Она ушла, а Маше не спалось. Она все представляла завтрашний день и елку.

– Ах ты сволочь проклятая! – вдруг послышался крик мамы.

Маша выскочила в темный коридор коммунальной квартиры, где когда-то то и дело раздавался чей-то смех и всегда над входной дверью горела лампочка Ильича. Сейчас здесь была темнота. Совсем рядом мелькнула темная тень. Глухо стукнула чья-то дверь.

– Мама, – шепотом позвала перепуганная девочка. На ощупь она дошла до двери тети Клавы, толкнула ее. На столе тускло горел огарок свечи. Тело тети Клавы было уже во что-то завернуто и лежало на полу.

– Маш, ты чего не спишь?

Полина Сергеевна вытащила из угла узел с каким-то барахлом.

– Мама?.. – дочь с ужасом смотрела на мать, обворовывающую мертвую соседку.

Та с трудом подтащила узел к двери.

– Мама! – вскрикнула Маша и прижала руки к щекам.

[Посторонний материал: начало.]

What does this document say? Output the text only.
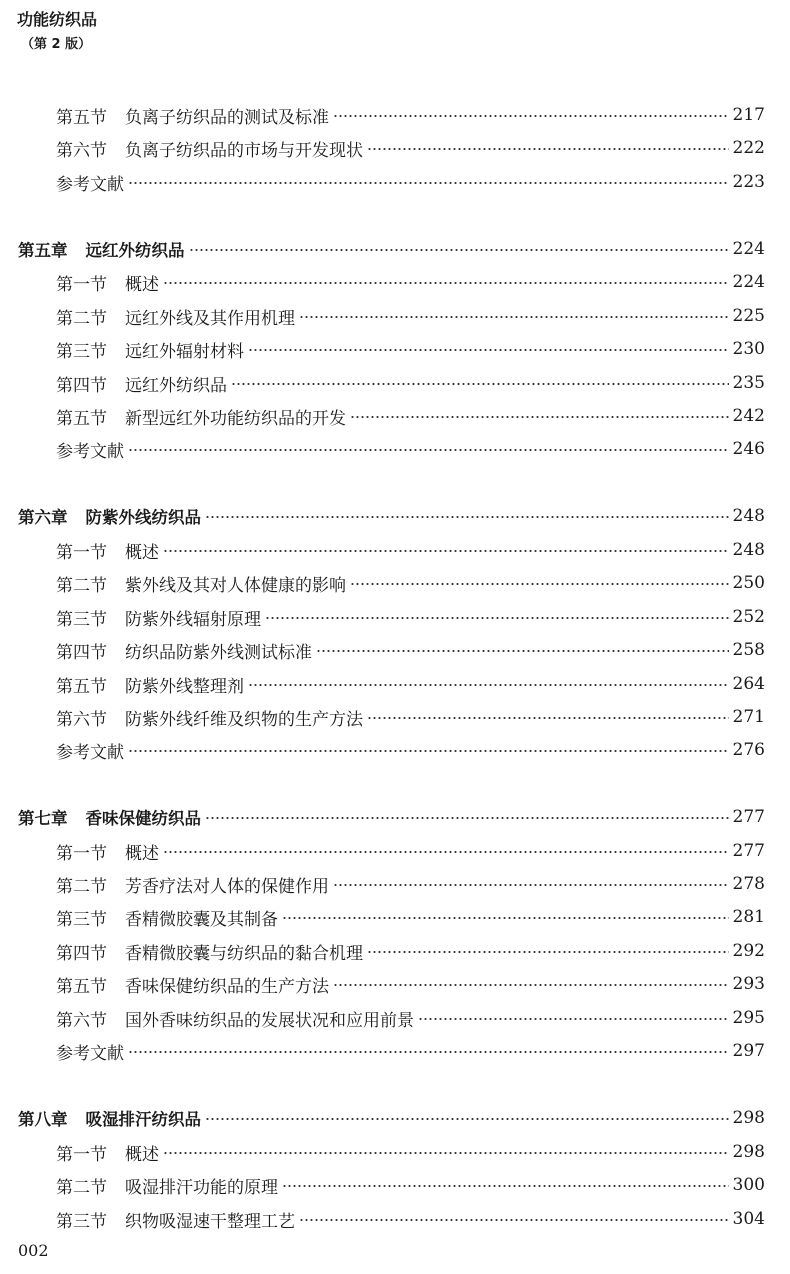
功能纺织品
（第 2 版）
第五节 负离子纺织品的测试及标准	217
第六节 负离子纺织品的市场与开发现状	222
参考文献	223
第五章 远红外纺织品	224
第一节 概述	224
第二节 远红外线及其作用机理	225
第三节 远红外辐射材料	230
第四节 远红外纺织品	235
第五节 新型远红外功能纺织品的开发	242
参考文献	246
第六章 防紫外线纺织品	248
第一节 概述	248
第二节 紫外线及其对人体健康的影响	250
第三节 防紫外线辐射原理	252
第四节 纺织品防紫外线测试标准	258
第五节 防紫外线整理剂	264
第六节 防紫外线纤维及织物的生产方法	271
参考文献	276
第七章 香味保健纺织品	277
第一节 概述	277
第二节 芳香疗法对人体的保健作用	278
第三节 香精微胶囊及其制备	281
第四节 香精微胶囊与纺织品的黏合机理	292
第五节 香味保健纺织品的生产方法	293
第六节 国外香味纺织品的发展状况和应用前景	295
参考文献	297
第八章 吸湿排汗纺织品	298
第一节 概述	298
第二节 吸湿排汗功能的原理	300
第三节 织物吸湿速干整理工艺	304
002
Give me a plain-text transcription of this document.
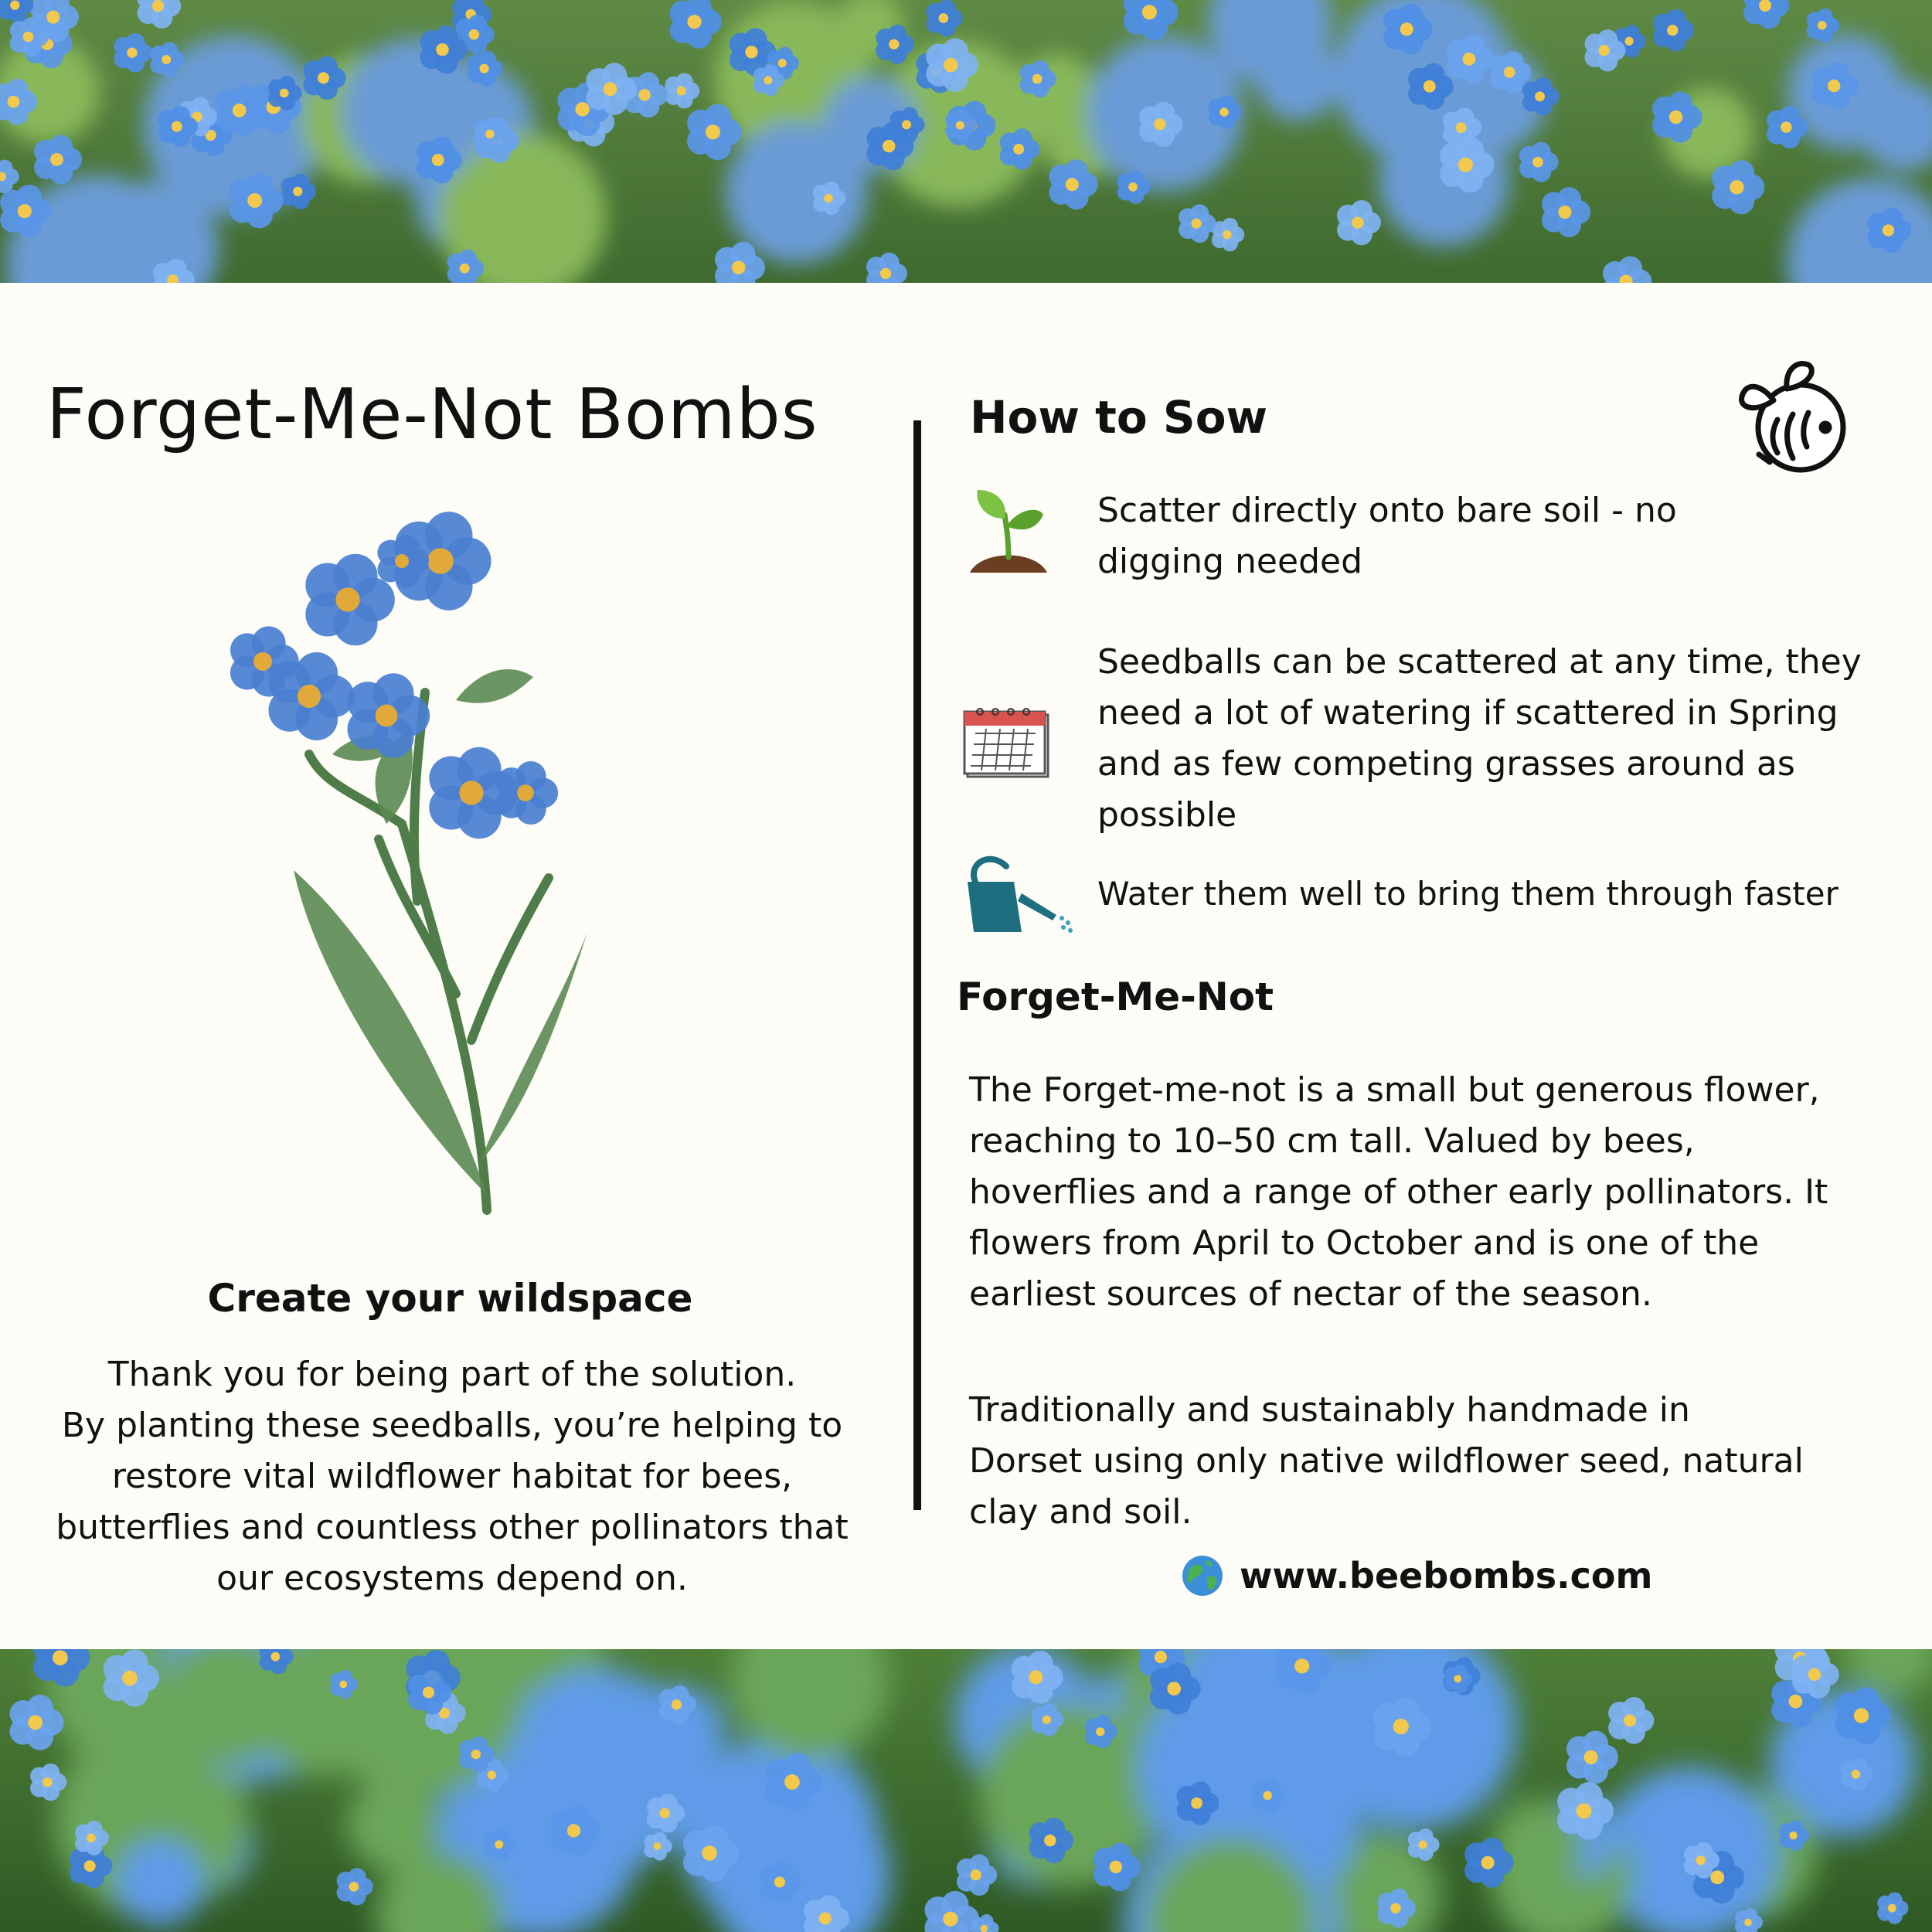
Forget-Me-Not Bombs
Create your wildspace
Thank you for being part of the solution.
By planting these seedballs, you’re helping to
restore vital wildflower habitat for bees,
butterflies and countless other pollinators that
our ecosystems depend on.
How to Sow
Scatter directly onto bare soil - no
digging needed
Seedballs can be scattered at any time, they
need a lot of watering if scattered in Spring
and as few competing grasses around as
possible
Water them well to bring them through faster
Forget-Me-Not
The Forget-me-not is a small but generous flower,
reaching to 10–50 cm tall. Valued by bees,
hoverflies and a range of other early pollinators. It
flowers from April to October and is one of the
earliest sources of nectar of the season.
Traditionally and sustainably handmade in
Dorset using only native wildflower seed, natural
clay and soil.
www.beebombs.com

Полина Сергеевна выпрямилась.

– Что? – зло спросила она и кивнула на тело тети Клавы. – Ей это уже не нужно, а нам сгодится. Все равно все растащат. Вон уже один приходил, – она заправила выпавшие из-под гребенки волосы, – а я выменяю на что-нибудь из еды. Давай, помогай. Еще шкаф нужно разобрать, дня на четыре хватит вам печку топить.

Маша попятилась назад. Ее детский ум никак не мог принять, что ее мама стала воровкой. Мама, которая все время ее учила, что чужое брать нельзя…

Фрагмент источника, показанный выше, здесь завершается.